Il coach dell’azzurro ha ribadito quanta ambizione e lavoro ci sia stato e ci sarà, per avvicinarsi all’obiettivo dell’anno: “Certi giocatori, tipo Zverev, a seconda di come ti metti, un passo avanti o un passo indietro, cambiano il servizio. Ma se ti muovi spesso, gli spezzi il ritmo. In questo Sinner ha fatto un upgrade: in risposta mischia, un punto si mette con i piedi sulla riga di fondo e quello dopo arretra. Prima invece giocava il game tutto lontano o tutto vicino. Abbiamo lavorato sulla sua flessibilità. Se faceva il punto, voleva giocarlo sempre così. Invece bisogna cambiare, sennò gli altri si abituano”.
Servizio e risposta, qualcosa è cambiato
Sul servizio sappiamo che si era concentrata, e molto, la prima parte della preparazione per l’avvio di stagione in vista del cemento mentre le varianti in risposta sono un dato acquisito su questa terra rossa che ha premiato Jannik, Matteo Berrettini e punito purtroppo l’ex finalista Lorenzo Musetti e Flavio Cobolli.
Certo, tornando al campione azzurro, bisognerebbe analizzare profondamente il significato di quell’abitudine a cui fa cenno Vagnozzi. Il gioco di Sinner, oggi, è assai più vario rispetto anche solo a un anno fa complice uno stop che non può essere cancellato e che lo ha ricondotto a Roma con le conseguenze che sappiamo e quella gioia inedita, dopo tre mesi di fermo assoluto smaltita la squalifica. Una condizione che non può essere cancellata. Si può elaborare, accettare ma non dimenticare.
Alcaraz agli antipodi
Questa stagione è completamente differente, ma vanta già una maggiore intensità nella rivalità che vede contrapposto il campione altoatesino al rivale inevitabile, sfrontato: Carlos Alcaraz. Lo spagnolo ha già speso dichiarazioni eloquenti con una certa propensione all’autoassoluzione anticipata. Quando afferma di essere consapevole dell’avanzata, e delle intenzioni, dell’italiano si mette al riparo da certe critiche soprattutto in patria. Ma serve? E’ davvero necessario?
Ieri abbiamo assistito alla versione peggiore di Daniil Medvedev, tennista ex numero 1 del ranking, capace d parole e gesti plateali di abnorme coraggio ma altrettanto polemico e a tratti incomprensibile nella partita contro Matteo Berrettini. Il russo ha consegnato la versione peggiore di sé, come sportivo, a favore di pubblico e telecamere che hanno filmato la sequenza di racchetta rotta e insulti gratuiti con incitamento da parte degli spettatori. Un film senza capo né coda.

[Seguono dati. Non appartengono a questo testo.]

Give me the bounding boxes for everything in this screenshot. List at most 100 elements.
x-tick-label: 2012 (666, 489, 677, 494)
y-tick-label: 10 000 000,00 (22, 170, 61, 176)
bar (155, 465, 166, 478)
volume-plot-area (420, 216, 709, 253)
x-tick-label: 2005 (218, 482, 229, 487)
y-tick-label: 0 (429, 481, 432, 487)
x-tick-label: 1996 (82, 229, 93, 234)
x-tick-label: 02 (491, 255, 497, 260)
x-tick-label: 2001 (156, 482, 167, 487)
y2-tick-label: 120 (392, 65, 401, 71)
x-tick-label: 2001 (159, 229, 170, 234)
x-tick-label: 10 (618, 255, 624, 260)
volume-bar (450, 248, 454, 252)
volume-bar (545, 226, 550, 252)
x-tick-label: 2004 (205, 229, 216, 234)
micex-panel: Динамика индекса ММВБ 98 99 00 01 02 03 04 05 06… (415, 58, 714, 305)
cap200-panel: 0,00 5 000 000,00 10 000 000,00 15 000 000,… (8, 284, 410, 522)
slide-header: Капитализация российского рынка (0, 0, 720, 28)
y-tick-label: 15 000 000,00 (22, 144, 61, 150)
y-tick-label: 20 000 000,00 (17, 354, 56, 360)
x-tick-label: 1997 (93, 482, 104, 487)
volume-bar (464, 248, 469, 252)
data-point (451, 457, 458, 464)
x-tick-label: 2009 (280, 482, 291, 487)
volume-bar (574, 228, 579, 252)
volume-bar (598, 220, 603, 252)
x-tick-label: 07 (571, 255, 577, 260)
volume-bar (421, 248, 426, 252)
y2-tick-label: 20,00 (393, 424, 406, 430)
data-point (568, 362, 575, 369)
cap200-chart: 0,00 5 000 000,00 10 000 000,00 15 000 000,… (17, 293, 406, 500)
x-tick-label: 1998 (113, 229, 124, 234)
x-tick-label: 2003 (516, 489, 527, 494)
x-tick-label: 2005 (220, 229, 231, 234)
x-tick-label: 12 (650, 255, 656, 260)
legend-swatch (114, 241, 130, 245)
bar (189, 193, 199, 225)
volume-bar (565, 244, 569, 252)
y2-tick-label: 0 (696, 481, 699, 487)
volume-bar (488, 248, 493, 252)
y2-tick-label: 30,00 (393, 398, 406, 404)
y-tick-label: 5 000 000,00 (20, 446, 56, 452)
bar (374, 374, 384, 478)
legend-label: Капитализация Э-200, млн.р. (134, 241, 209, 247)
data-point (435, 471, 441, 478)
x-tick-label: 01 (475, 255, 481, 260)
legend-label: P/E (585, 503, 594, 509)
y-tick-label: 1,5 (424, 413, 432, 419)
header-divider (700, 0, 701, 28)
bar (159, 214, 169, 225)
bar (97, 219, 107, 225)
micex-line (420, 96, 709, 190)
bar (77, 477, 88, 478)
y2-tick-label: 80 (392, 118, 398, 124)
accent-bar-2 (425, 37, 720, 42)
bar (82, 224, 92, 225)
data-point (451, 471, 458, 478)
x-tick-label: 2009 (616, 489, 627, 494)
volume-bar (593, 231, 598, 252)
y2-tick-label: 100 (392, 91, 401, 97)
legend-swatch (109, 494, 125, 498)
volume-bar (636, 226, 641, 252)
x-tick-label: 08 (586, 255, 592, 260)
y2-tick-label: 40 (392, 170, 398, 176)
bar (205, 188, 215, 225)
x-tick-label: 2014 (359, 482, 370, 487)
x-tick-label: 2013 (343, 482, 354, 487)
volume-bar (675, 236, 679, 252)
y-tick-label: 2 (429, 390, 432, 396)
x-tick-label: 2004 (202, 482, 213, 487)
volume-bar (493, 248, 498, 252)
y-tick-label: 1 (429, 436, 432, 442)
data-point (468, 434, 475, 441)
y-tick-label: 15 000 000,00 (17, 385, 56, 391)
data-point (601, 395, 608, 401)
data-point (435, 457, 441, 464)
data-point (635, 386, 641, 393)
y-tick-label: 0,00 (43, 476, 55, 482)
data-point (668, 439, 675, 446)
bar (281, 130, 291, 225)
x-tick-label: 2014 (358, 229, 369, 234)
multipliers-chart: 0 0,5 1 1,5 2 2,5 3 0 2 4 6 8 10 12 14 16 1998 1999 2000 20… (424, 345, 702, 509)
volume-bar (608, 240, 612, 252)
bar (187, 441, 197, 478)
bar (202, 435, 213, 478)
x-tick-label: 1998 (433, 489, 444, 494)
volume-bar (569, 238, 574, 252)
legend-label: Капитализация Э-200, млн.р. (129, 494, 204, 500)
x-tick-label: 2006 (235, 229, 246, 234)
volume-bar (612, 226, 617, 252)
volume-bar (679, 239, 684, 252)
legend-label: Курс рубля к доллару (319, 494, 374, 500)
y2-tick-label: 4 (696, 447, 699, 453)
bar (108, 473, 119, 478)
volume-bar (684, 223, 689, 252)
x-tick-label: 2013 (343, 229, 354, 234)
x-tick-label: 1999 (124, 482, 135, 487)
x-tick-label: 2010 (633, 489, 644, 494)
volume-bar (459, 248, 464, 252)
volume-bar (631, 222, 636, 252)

Berro ne ha approfittato, realizzando quella che ha definito poi la partita della vita contro un giocatore immane; non ha perso poi ironia, Matteo, dedicando a Carlo Verdone la vittoria del match citandolo sulla camera. Messaggini di incitamento e sostegno sono i presupposti per il regista romano che, però, è un noto estimatore del russo.
L’avanzata di Sinner a Montecarlo
Delusione invece per Lorenzo Musetti che, contrariamente alla scorso anno, chiude troppo presto a Montecarlo ammettendo di non riuscire a trovare, ancora, quella lucidità e quel cinismo indispensabili a chiudere punti e partita. Un vero peccato qui, dove aveva giocato ai massimi livelli nel 2025.
Invece la rabbia prevale quando si parla di Flavio Cobolli, furibondo con la giudice di sedia per un dritto a sventaglio del belga Blockx giudicato buono dall’occhio di falco e invece confermato out dal segno della palla sul campo quando il verdetto dell’arbitraggio elettronico non è ribaltabile.
La mentalità vincente
Ci rimane un ultimo punto: la mentalità che Sinner spende in campo. Il suo marchio, la sua identità. Un tratto che, quando è concentrato e focalizzato sull’obiettivo, si comprendono immediatamente.
Sa essere fragile eppure potente come nessuno mai. Deve riscoprire il piacere di vincere, secondo le moltitudini che ancora non conosce. Si inizia a Montecarlo, passando per Roma con sullo sfondo l’obiettivo vero, Parigi.